Il Canone XVII del Concilio di Calcedonia del 451 stabilisce testualmente : “Se poi una città fosse stata fondata o è fondata dal potere imperiale, anche l’ordinamento delle parrocchie ecclesiastiche segue le circoscrizioni civili e pubbliche.”

Questo principio è così profondamente radicato in tutta la tradizione organizzativa della Chiesa cattolica che lo troviamo, pressoché immutato, nelle previsioni del Trattato del 1929 tra la Chiesa e lo Stato italiano, e soltanto una “leggerezza” postconciliare ma soprattutto postmoderna lo vede rilassarsi e scomparire negli accordi di revisione del 1984.

Ma per millecinquecento anni di storia, almeno italiana, assistiamo al continuo tentativo, sempre necessariamente imperfetto e malriuscito, di allineare strutture amministrative civili ed ecclesiastiche, in un’altalena di priorità ovviamente dipendente dalle contingenze e dagli equilibri politici e sociali dell’epoca e della regione cui si voglia di volta in volta fare riferimento.

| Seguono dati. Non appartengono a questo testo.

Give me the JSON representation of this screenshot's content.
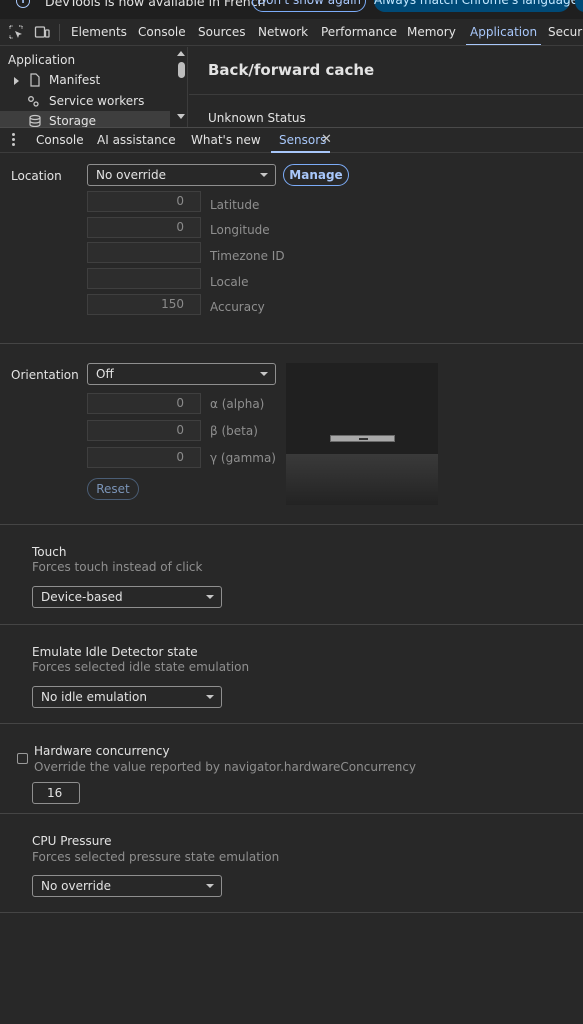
{
  "infobar": {
    "icon": "info-icon",
    "message": "DevTools is now available in French",
    "dont_show_label": "Don't show again",
    "match_language_label": "Always match Chrome's language"
  },
  "main_tabs": [
    "Elements",
    "Console",
    "Sources",
    "Network",
    "Performance",
    "Memory",
    "Application",
    "Securi"
  ],
  "active_main_tab": "Application",
  "application_sidebar": {
    "heading": "Application",
    "items": [
      {
        "label": "Manifest",
        "icon": "document-icon"
      },
      {
        "label": "Service workers",
        "icon": "gear-icon"
      },
      {
        "label": "Storage",
        "icon": "database-icon"
      }
    ]
  },
  "application_main": {
    "title": "Back/forward cache",
    "status": "Unknown Status"
  },
  "drawer_tabs": [
    "Console",
    "AI assistance",
    "What's new",
    "Sensors"
  ],
  "active_drawer_tab": "Sensors",
  "sensors": {
    "location": {
      "label": "Location",
      "selected": "No override",
      "manage_label": "Manage",
      "fields": [
        {
          "value": "0",
          "label": "Latitude"
        },
        {
          "value": "0",
          "label": "Longitude"
        },
        {
          "value": "",
          "label": "Timezone ID"
        },
        {
          "value": "",
          "label": "Locale"
        },
        {
          "value": "150",
          "label": "Accuracy"
        }
      ]
    },
    "orientation": {
      "label": "Orientation",
      "selected": "Off",
      "fields": [
        {
          "value": "0",
          "label": "α (alpha)"
        },
        {
          "value": "0",
          "label": "β (beta)"
        },
        {
          "value": "0",
          "label": "γ (gamma)"
        }
      ],
      "reset_label": "Reset"
    },
    "touch": {
      "title": "Touch",
      "subtitle": "Forces touch instead of click",
      "selected": "Device-based"
    },
    "idle": {
      "title": "Emulate Idle Detector state",
      "subtitle": "Forces selected idle state emulation",
      "selected": "No idle emulation"
    },
    "hardware": {
      "title": "Hardware concurrency",
      "subtitle": "Override the value reported by navigator.hardwareConcurrency",
      "checked": false,
      "value": "16"
    },
    "cpu": {
      "title": "CPU Pressure",
      "subtitle": "Forces selected pressure state emulation",
      "selected": "No override"
    }
  },
  "colors": {
    "background": "#282828",
    "accent": "#a8c7fa",
    "infobar_button": "#004a77"
  }
}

All’interno di questa “tres logue duree” è quindi possibile rintracciare un filo rosso che lega, tramite il rapporto dialettico con la diocesi di riferimento, il comitatus imperiale a quello feudale, il comune cittadino alla provincia postunitaria, passando perfino attraverso i Dipartimenti napoleonici.

Forse non è vero che studiamo il passato per capire il presente, più probabilmente inventiamo ogni volta il nostro passato per giustificare il nostro presente. Ma questa professione di relativismo non ci esime dal tentativo, rinnovato in ogni generazione, di oggettivare le nostre conoscenze alla luce di ogni nuova acquisizione documentaria e metodologica.